Case Presentation: A 17-year-old female was transferred from an outside hospital for persistent cough, infiltrate on chest x-ray (CXR), and draining nodules on her legs and back. 1 month prior to transfer, she developed cough, shortness of breath, and malaise without fever. A CXR was consistent with pneumonia and doxycycline was initiated. 5 days later she developed painful, erythematous nodules on her right leg, progressing over 2 weeks to her back, left leg, and hip. Ten days prior to transfer, her pediatrician changed her antibiotic to trimethoprim-sulfamethoxazole and sent wound cultures (negative). 1 week prior to transfer, the nodules began draining; she was admitted to an outside hospital. Repeat imaging confirmed a right lobar pneumonia and vancomycin and azithromycin were initiated. Notable lab work and studies are listed in Table 1. Skin lesion biopsies showed perivascular dermatitis with no panniculitis. Due to progression of skin lesions, she was transferred to a tertiary center. Upon transfer, VS and saturations were normal on room air. Physical exam revealed decreased aeration in the lung bases and multiple, painful, nodular lesions on both legs and back, some with serosanguinous and purulent drainage (Figure 1). Further testing, biopsies, and cultures were obtained (Table 1). Concern for endemic coccidioidomycosis was high and history of patient travel to Chicago prompted assessment for coccidioidomycosis and histoplasmosis. Histoplasma urine antigen was positive and preliminary skin biopsy results showed fungal elements; she was started on itraconazole for a planned duration of 1 year. Prior to discharge, her final culture results returned, confirming blastomycosis rather than histoplasmosis; no change in antifungal treatment was required. After discharge, she was followed weekly to monitor her skin lesions. 2 months after discharge, her skin lesions had fully healed and she remained symptom free.

Discussion: Blastomycosis is a granulomatous infection endemic to North America, specifically regions surrounding the Ohio and Mississippi River valleys and the Great Lakes. It presents as acute or chronic pulmonary disease and may disseminate to the skin, bones, or CNS. Diagnosis may be made by examination of wet mounts of sputum and culture confirmation is critical when possible. Serological testing may aid in the diagnosis but due to cross-reactivity with other fungi it cannot be relied on for a specific diagnosis. Dissemination occurs in roughly 15-20% of cases with a case fatality rate estimated between 4 – 6%. Though spontaneous resolution occurs in most children with pulmonary blastomycosis, treatment is recommended for all cases to prevent extrapulmonary dissemination. Given the nonspecific nature of this condition and its broad clinical manifestations, it has been described as “the great pretender”. Early diagnosis is essential to avoid disseminated disease and end organ damage.

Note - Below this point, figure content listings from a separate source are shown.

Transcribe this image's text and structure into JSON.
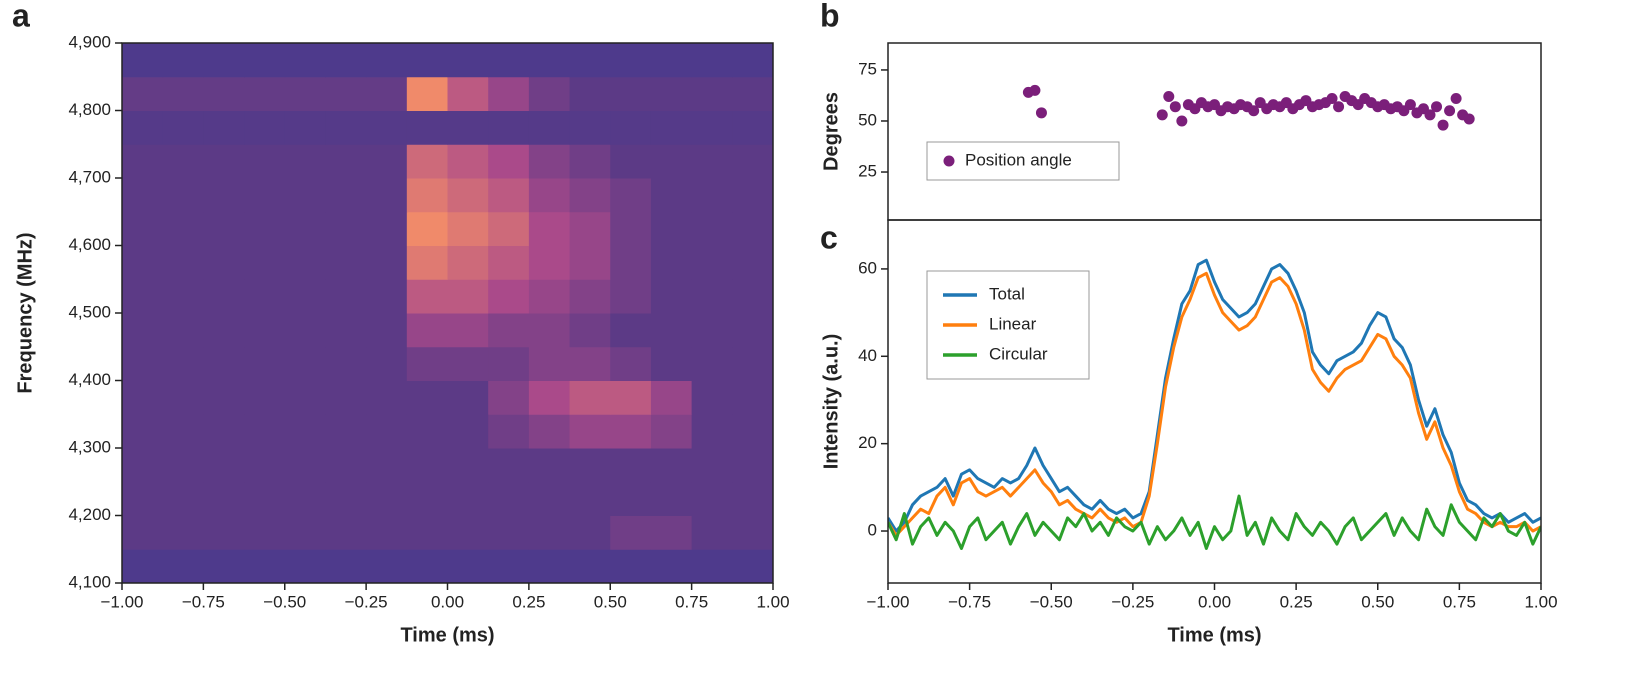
{
  "chart_data": [
    {
      "type": "heatmap",
      "panel_label": "a",
      "x_label": "Time (ms)",
      "y_label": "Frequency (MHz)",
      "xlim": [
        -1,
        1
      ],
      "ylim": [
        4100,
        4900
      ],
      "xticks": [
        {
          "value": -1,
          "label": "−1.00"
        },
        {
          "value": -0.75,
          "label": "−0.75"
        },
        {
          "value": -0.5,
          "label": "−0.50"
        },
        {
          "value": -0.25,
          "label": "−0.25"
        },
        {
          "value": 0,
          "label": "0.00"
        },
        0.25,
        {
          "value": 0.5,
          "label": "0.50"
        },
        0.75,
        {
          "value": 1,
          "label": "1.00"
        }
      ],
      "yticks": [
        {
          "value": 4100,
          "label": "4,100"
        },
        {
          "value": 4200,
          "label": "4,200"
        },
        {
          "value": 4300,
          "label": "4,300"
        },
        {
          "value": 4400,
          "label": "4,400"
        },
        {
          "value": 4500,
          "label": "4,500"
        },
        {
          "value": 4600,
          "label": "4,600"
        },
        {
          "value": 4700,
          "label": "4,700"
        },
        {
          "value": 4800,
          "label": "4,800"
        },
        {
          "value": 4900,
          "label": "4,900"
        }
      ],
      "x_edges": [
        -1,
        -0.875,
        -0.75,
        -0.625,
        -0.5,
        -0.375,
        -0.25,
        -0.125,
        0,
        0.125,
        0.25,
        0.375,
        0.5,
        0.625,
        0.75,
        0.875,
        1
      ],
      "y_edges": [
        4100,
        4150,
        4200,
        4250,
        4300,
        4350,
        4400,
        4450,
        4500,
        4550,
        4600,
        4650,
        4700,
        4750,
        4800,
        4850,
        4900
      ],
      "z": [
        [
          0.1,
          0.1,
          0.1,
          0.1,
          0.1,
          0.1,
          0.1,
          0.1,
          0.1,
          0.1,
          0.1,
          0.1,
          0.1,
          0.1,
          0.1,
          0.1
        ],
        [
          0.3,
          0.3,
          0.3,
          0.3,
          0.3,
          0.3,
          0.3,
          0.3,
          0.3,
          0.3,
          0.3,
          0.3,
          0.35,
          0.35,
          0.3,
          0.3
        ],
        [
          0.3,
          0.3,
          0.3,
          0.3,
          0.3,
          0.3,
          0.3,
          0.3,
          0.3,
          0.3,
          0.3,
          0.3,
          0.3,
          0.3,
          0.3,
          0.3
        ],
        [
          0.3,
          0.3,
          0.3,
          0.3,
          0.3,
          0.3,
          0.3,
          0.3,
          0.3,
          0.3,
          0.3,
          0.3,
          0.3,
          0.3,
          0.3,
          0.3
        ],
        [
          0.3,
          0.3,
          0.3,
          0.3,
          0.3,
          0.3,
          0.3,
          0.3,
          0.3,
          0.35,
          0.4,
          0.45,
          0.45,
          0.4,
          0.3,
          0.3
        ],
        [
          0.3,
          0.3,
          0.3,
          0.3,
          0.3,
          0.3,
          0.3,
          0.3,
          0.3,
          0.4,
          0.5,
          0.55,
          0.55,
          0.45,
          0.3,
          0.3
        ],
        [
          0.3,
          0.3,
          0.3,
          0.3,
          0.3,
          0.3,
          0.3,
          0.35,
          0.35,
          0.35,
          0.4,
          0.4,
          0.35,
          0.3,
          0.3,
          0.3
        ],
        [
          0.3,
          0.3,
          0.3,
          0.3,
          0.3,
          0.3,
          0.3,
          0.45,
          0.45,
          0.4,
          0.4,
          0.35,
          0.3,
          0.3,
          0.3,
          0.3
        ],
        [
          0.3,
          0.3,
          0.3,
          0.3,
          0.3,
          0.3,
          0.3,
          0.55,
          0.55,
          0.5,
          0.45,
          0.4,
          0.35,
          0.3,
          0.3,
          0.3
        ],
        [
          0.3,
          0.3,
          0.3,
          0.3,
          0.3,
          0.3,
          0.3,
          0.65,
          0.6,
          0.55,
          0.5,
          0.45,
          0.35,
          0.3,
          0.3,
          0.3
        ],
        [
          0.3,
          0.3,
          0.3,
          0.3,
          0.3,
          0.3,
          0.3,
          0.7,
          0.65,
          0.6,
          0.5,
          0.45,
          0.35,
          0.3,
          0.3,
          0.3
        ],
        [
          0.3,
          0.3,
          0.3,
          0.3,
          0.3,
          0.3,
          0.3,
          0.65,
          0.6,
          0.55,
          0.45,
          0.4,
          0.35,
          0.3,
          0.3,
          0.3
        ],
        [
          0.3,
          0.3,
          0.3,
          0.3,
          0.3,
          0.3,
          0.3,
          0.6,
          0.55,
          0.5,
          0.4,
          0.35,
          0.3,
          0.3,
          0.3,
          0.3
        ],
        [
          0.2,
          0.2,
          0.2,
          0.2,
          0.2,
          0.2,
          0.2,
          0.2,
          0.2,
          0.2,
          0.2,
          0.2,
          0.2,
          0.2,
          0.2,
          0.2
        ],
        [
          0.32,
          0.32,
          0.32,
          0.32,
          0.32,
          0.32,
          0.32,
          0.7,
          0.55,
          0.45,
          0.35,
          0.3,
          0.3,
          0.3,
          0.3,
          0.3
        ],
        [
          0.1,
          0.1,
          0.1,
          0.1,
          0.1,
          0.1,
          0.1,
          0.1,
          0.1,
          0.1,
          0.1,
          0.1,
          0.1,
          0.1,
          0.1,
          0.1
        ]
      ]
    },
    {
      "type": "scatter",
      "panel_label": "b",
      "y_label": "Degrees",
      "legend": "lower left",
      "xlim": [
        -1,
        1
      ],
      "ylim": [
        1.5,
        88.2
      ],
      "yticks": [
        25,
        50,
        75
      ],
      "series": [
        {
          "name": "Position angle",
          "color": "#7b1f7a",
          "x": [
            -0.57,
            -0.55,
            -0.53,
            -0.16,
            -0.14,
            -0.12,
            -0.1,
            -0.08,
            -0.06,
            -0.04,
            -0.02,
            0,
            0.02,
            0.04,
            0.06,
            0.08,
            0.1,
            0.12,
            0.14,
            0.16,
            0.18,
            0.2,
            0.22,
            0.24,
            0.26,
            0.28,
            0.3,
            0.32,
            0.34,
            0.36,
            0.38,
            0.4,
            0.42,
            0.44,
            0.46,
            0.48,
            0.5,
            0.52,
            0.54,
            0.56,
            0.58,
            0.6,
            0.62,
            0.64,
            0.66,
            0.68,
            0.7,
            0.72,
            0.74,
            0.76,
            0.78
          ],
          "values": [
            64,
            65,
            54,
            53,
            62,
            57,
            50,
            58,
            56,
            59,
            57,
            58,
            55,
            57,
            56,
            58,
            57,
            55,
            59,
            56,
            58,
            57,
            59,
            56,
            58,
            60,
            57,
            58,
            59,
            61,
            57,
            62,
            60,
            58,
            61,
            59,
            57,
            58,
            56,
            57,
            55,
            58,
            54,
            56,
            53,
            57,
            48,
            55,
            61,
            53,
            51
          ]
        }
      ]
    },
    {
      "type": "line",
      "panel_label": "c",
      "x_label": "Time (ms)",
      "y_label": "Intensity (a.u.)",
      "legend": "upper left",
      "xlim": [
        -1,
        1
      ],
      "ylim": [
        -11.9,
        71.2
      ],
      "xticks": [
        {
          "value": -1,
          "label": "−1.00"
        },
        {
          "value": -0.75,
          "label": "−0.75"
        },
        {
          "value": -0.5,
          "label": "−0.50"
        },
        {
          "value": -0.25,
          "label": "−0.25"
        },
        {
          "value": 0,
          "label": "0.00"
        },
        0.25,
        {
          "value": 0.5,
          "label": "0.50"
        },
        0.75,
        {
          "value": 1,
          "label": "1.00"
        }
      ],
      "yticks": [
        0,
        20,
        40,
        60
      ],
      "x": [
        -1,
        -0.975,
        -0.95,
        -0.925,
        -0.9,
        -0.875,
        -0.85,
        -0.825,
        -0.8,
        -0.775,
        -0.75,
        -0.725,
        -0.7,
        -0.675,
        -0.65,
        -0.625,
        -0.6,
        -0.575,
        -0.55,
        -0.525,
        -0.5,
        -0.475,
        -0.45,
        -0.425,
        -0.4,
        -0.375,
        -0.35,
        -0.325,
        -0.3,
        -0.275,
        -0.25,
        -0.225,
        -0.2,
        -0.175,
        -0.15,
        -0.125,
        -0.1,
        -0.075,
        -0.05,
        -0.025,
        0,
        0.025,
        0.05,
        0.075,
        0.1,
        0.125,
        0.15,
        0.175,
        0.2,
        0.225,
        0.25,
        0.275,
        0.3,
        0.325,
        0.35,
        0.375,
        0.4,
        0.425,
        0.45,
        0.475,
        0.5,
        0.525,
        0.55,
        0.575,
        0.6,
        0.625,
        0.65,
        0.675,
        0.7,
        0.725,
        0.75,
        0.775,
        0.8,
        0.825,
        0.85,
        0.875,
        0.9,
        0.925,
        0.95,
        0.975,
        1
      ],
      "series": [
        {
          "name": "Total",
          "color": "#1f77b4",
          "values": [
            3,
            0,
            2,
            6,
            8,
            9,
            10,
            12,
            8,
            13,
            14,
            12,
            11,
            10,
            12,
            11,
            12,
            15,
            19,
            15,
            12,
            9,
            10,
            8,
            6,
            5,
            7,
            5,
            4,
            5,
            3,
            4,
            9,
            22,
            35,
            44,
            52,
            55,
            61,
            62,
            57,
            53,
            51,
            49,
            50,
            52,
            56,
            60,
            61,
            59,
            55,
            50,
            41,
            38,
            36,
            39,
            40,
            41,
            43,
            47,
            50,
            49,
            44,
            42,
            38,
            30,
            24,
            28,
            22,
            18,
            11,
            7,
            6,
            4,
            3,
            4,
            2,
            3,
            4,
            2,
            3
          ]
        },
        {
          "name": "Linear",
          "color": "#ff7f0e",
          "values": [
            2,
            -1,
            1,
            3,
            5,
            4,
            8,
            10,
            6,
            11,
            12,
            9,
            8,
            9,
            10,
            8,
            10,
            12,
            14,
            11,
            9,
            6,
            7,
            5,
            4,
            3,
            5,
            3,
            2,
            3,
            1,
            2,
            8,
            20,
            33,
            42,
            49,
            53,
            58,
            59,
            54,
            50,
            48,
            46,
            47,
            49,
            53,
            57,
            58,
            56,
            52,
            46,
            37,
            34,
            32,
            35,
            37,
            38,
            39,
            42,
            45,
            44,
            40,
            38,
            35,
            27,
            21,
            25,
            19,
            15,
            9,
            5,
            4,
            2,
            1,
            2,
            1,
            1,
            2,
            0,
            1
          ]
        },
        {
          "name": "Circular",
          "color": "#2ca02c",
          "values": [
            2,
            -2,
            4,
            -3,
            1,
            3,
            -1,
            2,
            0,
            -4,
            1,
            3,
            -2,
            0,
            2,
            -3,
            1,
            4,
            -1,
            2,
            0,
            -2,
            3,
            1,
            4,
            0,
            2,
            -1,
            3,
            1,
            0,
            2,
            -3,
            1,
            -2,
            0,
            3,
            -1,
            2,
            -4,
            1,
            -2,
            0,
            8,
            -1,
            2,
            -3,
            3,
            0,
            -2,
            4,
            1,
            -1,
            2,
            0,
            -3,
            1,
            3,
            -2,
            0,
            2,
            4,
            -1,
            3,
            0,
            -2,
            5,
            1,
            -1,
            6,
            2,
            0,
            -2,
            3,
            1,
            4,
            0,
            -1,
            2,
            -3,
            1
          ]
        }
      ]
    }
  ]
}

Conclusions: This case highlights the importance of obtaining a thorough medical history and avoiding premature diagnostic closure. The initial presentation was suggestive of community acquired pneumonia and she was treated as such even after the eruption of her skin lesions, delaying initiation of appropriate treatment. Blastomycosis should be considered in any patient with nodular or ulcerated skin lesions and prolonged pulmonary symptoms unresponsive to antibacterial therapy who has residence in or history of travel to areas endemic for Blastomyces dermatiditis.